My mother was buried today, 25 years ago.
October 5, 2010 4:19pm CST
My mom was laid to rest today, October 5th, 25 years ago. I can remember some of the things that happened on her burial date. This was a very sad day for me and for many of my family members. I was only seven years old. I was very scared to see my only mother laying in the casket. She had makeup on. And her hair was in a big afro. Her body was puffy because of all the embalming fluid. I don't know how she looked when she was alive before she died. My dad and my aunt saw her before she was killed. I know that someone killed her. She bled internally. She was hit by a car. I really do miss my mom. I am having a tough time being a mom and outsiders always make it hard for me. People always have so much to say about me, but little do they know that I was a child once. Someone had to teach me the right way too. I wished that my mom was alive so that I could tell her how people treat me so unfairly. I don't understand why people criticize me when I work extremely hard at being the best parent that I can be to my three children. My mother never had this chance for so long. Her life was taken away when she was 27 years old. If she had to have been living today, she would have been, 52 years old today.
• United States
6 Oct 10
This so sad to read, I believe although sad that you are keeping her memory alive. Sometimes we miss people so much that we try on not speak and or think about them as it brings tears to our heart. When in fact we should speak and think of them as this will keep the memory alive. So cream you are doing fine as each time you think about her think about all the wonderful moments and they may bring a few chuckles and happy tears but your heart will continue to keep her deep inside and loving her so. God Bless.
• Gold Coast, Australia
6 Oct 10
I am sorry to hear about your mother passing at such a young age. That must have been a very hard time for you when you were a child. It still must be hard as we need the support and advice of our parents when we become parents. October 5th is actually my fathers birthday. As a child I was not close to him and still am not really close to him, but I gave him a call for his birthday last night and spoke to him for a while.

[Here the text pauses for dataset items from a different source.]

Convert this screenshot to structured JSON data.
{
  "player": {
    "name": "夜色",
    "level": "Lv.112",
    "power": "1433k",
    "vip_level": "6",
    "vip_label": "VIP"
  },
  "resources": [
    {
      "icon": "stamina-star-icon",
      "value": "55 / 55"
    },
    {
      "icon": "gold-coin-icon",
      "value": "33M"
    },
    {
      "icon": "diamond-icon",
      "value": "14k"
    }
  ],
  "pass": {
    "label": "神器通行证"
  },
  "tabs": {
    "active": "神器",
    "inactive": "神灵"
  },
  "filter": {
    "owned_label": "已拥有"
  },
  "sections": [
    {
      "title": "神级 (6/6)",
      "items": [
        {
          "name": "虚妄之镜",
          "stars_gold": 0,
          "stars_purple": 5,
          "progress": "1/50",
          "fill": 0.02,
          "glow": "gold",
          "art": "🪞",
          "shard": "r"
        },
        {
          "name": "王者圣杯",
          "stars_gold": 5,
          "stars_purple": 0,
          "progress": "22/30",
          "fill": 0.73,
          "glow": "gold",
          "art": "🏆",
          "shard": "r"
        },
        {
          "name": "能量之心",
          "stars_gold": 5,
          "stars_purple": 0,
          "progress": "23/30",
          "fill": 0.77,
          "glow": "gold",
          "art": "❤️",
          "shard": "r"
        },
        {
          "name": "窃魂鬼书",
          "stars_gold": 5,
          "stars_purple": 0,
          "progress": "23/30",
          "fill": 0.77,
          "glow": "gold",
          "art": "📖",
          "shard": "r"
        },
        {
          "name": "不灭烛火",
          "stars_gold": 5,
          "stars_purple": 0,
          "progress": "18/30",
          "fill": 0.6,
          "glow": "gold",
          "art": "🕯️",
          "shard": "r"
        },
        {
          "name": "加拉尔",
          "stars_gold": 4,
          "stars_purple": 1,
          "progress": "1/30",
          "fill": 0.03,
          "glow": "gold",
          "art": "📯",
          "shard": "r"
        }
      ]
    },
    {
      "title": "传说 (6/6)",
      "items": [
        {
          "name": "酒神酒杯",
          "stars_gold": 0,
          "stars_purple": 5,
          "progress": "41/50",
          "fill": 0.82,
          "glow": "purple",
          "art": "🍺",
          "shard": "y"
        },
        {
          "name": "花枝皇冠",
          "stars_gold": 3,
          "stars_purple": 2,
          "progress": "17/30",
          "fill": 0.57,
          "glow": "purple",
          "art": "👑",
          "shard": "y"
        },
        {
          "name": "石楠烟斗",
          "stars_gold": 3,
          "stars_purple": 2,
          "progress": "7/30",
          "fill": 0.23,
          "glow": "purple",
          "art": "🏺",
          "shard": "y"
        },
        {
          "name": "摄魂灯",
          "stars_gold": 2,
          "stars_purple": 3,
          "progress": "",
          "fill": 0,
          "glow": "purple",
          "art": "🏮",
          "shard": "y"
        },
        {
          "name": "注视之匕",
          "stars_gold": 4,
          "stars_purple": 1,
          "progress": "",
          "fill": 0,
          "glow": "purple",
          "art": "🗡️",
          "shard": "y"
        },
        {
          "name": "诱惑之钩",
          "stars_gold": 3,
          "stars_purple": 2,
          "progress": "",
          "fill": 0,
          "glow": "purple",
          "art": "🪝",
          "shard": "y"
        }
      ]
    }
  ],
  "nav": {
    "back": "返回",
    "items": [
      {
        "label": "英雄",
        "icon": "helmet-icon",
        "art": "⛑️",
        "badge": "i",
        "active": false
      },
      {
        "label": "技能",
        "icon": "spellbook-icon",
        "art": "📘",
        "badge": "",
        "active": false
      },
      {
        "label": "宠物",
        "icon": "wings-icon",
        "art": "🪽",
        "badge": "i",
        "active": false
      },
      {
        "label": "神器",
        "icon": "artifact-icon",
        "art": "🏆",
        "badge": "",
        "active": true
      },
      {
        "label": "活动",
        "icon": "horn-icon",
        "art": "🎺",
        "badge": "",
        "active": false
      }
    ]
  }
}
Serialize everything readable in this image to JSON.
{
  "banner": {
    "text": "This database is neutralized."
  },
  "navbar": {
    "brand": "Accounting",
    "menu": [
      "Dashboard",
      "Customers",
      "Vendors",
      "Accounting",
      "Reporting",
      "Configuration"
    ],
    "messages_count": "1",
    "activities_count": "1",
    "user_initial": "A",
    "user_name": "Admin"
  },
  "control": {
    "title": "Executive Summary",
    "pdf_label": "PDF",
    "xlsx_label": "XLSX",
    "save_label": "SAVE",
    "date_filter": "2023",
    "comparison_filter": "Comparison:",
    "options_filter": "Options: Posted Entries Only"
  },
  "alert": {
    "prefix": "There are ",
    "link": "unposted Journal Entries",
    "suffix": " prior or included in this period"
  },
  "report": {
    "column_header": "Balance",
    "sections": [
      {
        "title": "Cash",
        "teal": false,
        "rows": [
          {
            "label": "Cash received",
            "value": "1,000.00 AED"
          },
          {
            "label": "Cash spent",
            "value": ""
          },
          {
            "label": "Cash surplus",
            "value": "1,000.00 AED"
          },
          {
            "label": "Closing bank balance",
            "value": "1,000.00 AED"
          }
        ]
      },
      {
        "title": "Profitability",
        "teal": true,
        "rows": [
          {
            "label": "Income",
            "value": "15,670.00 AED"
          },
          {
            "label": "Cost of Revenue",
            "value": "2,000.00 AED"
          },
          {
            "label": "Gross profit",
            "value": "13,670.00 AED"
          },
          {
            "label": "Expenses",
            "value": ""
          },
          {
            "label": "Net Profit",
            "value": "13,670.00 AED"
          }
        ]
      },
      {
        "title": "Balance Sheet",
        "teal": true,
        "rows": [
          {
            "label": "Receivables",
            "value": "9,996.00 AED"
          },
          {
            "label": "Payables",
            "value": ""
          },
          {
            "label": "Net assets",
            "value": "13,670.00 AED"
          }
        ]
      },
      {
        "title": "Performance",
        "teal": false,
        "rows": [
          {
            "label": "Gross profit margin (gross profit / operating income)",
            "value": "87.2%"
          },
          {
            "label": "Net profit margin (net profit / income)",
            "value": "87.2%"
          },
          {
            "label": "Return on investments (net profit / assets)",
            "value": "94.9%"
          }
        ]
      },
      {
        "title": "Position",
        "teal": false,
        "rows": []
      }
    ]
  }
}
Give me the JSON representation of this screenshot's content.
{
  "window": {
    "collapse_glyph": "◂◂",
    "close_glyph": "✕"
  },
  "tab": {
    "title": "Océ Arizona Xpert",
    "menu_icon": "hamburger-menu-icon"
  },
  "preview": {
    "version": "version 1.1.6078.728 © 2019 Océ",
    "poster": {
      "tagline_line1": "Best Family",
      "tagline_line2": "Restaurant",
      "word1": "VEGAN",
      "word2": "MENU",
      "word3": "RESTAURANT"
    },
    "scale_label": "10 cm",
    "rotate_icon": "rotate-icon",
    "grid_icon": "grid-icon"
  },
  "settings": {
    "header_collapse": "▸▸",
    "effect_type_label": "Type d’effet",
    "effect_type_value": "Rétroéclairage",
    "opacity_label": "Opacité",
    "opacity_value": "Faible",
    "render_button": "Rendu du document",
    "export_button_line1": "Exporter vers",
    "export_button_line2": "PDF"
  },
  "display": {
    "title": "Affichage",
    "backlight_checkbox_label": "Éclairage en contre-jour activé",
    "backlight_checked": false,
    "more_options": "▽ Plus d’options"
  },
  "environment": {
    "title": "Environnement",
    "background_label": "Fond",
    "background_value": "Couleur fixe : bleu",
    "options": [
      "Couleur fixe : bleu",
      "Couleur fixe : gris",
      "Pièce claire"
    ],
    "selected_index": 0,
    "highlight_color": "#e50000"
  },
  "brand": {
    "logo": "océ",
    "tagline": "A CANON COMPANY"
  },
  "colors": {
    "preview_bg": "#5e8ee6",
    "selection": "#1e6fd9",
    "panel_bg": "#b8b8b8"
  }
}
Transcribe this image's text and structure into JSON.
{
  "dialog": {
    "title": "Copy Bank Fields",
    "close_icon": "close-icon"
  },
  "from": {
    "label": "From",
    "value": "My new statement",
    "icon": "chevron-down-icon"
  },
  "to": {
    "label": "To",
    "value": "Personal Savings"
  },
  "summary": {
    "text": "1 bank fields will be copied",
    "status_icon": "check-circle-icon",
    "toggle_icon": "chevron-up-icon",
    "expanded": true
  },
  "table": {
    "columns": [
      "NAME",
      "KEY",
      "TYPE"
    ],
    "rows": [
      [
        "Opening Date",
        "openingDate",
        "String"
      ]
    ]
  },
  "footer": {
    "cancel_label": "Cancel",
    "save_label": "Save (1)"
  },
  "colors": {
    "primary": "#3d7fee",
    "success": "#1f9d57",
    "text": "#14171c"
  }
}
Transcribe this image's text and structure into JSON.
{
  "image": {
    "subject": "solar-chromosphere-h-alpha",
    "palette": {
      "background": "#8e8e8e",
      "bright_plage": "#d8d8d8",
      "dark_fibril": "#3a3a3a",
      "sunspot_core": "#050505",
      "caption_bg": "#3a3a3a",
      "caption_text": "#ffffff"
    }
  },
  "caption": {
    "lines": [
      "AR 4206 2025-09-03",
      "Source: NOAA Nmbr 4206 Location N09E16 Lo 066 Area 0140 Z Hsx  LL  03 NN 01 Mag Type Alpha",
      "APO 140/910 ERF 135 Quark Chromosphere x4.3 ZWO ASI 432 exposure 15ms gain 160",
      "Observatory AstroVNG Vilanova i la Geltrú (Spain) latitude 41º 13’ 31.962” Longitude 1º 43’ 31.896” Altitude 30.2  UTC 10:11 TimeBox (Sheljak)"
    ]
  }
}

It was good, but we only ever talk about my kids, sport or work.
• Carlisle, England
5 Oct 10
I feel so sorry for your loss, I really do. I cannot imagine what it must've been like for you, aged 7 to have your mother taken away from you in such a way. I, for one, think you are doing a brilliant job, under the circumstances, of raising your three children the best you can. I support you all the way my friend. I'm 44 and my Mum is 64 so she isn't old by any stretch of the imagination..but I do worry about the future. I live 100 miles away so I don't see my parents as often as I would like. Each day that goes by the older the pair of them become (Dad is 9 years older than Mum) and I worry that something will happen and I'm not around to help them. However, this is nothing compared to the hurt you are feeling right now.
6 Oct 10
Hi, I feel sorry for you losing your mother when you are so young. I can understand how sad are you at that point of time. The killer is so cruel and I hope you can accept the fact that your mother is gone and have rest in peace in heaven. Don't think about it anymore, it has past for so long and you have to look forward for your own life now. Now, you are a mother for your children and do your best for them since you are still capable to do it. It sames goes to me. I won't know what is going to happen in future and now I am trying my best to be a good mother for my son. I give him everything that is necessary for his life. Be strong and takecare.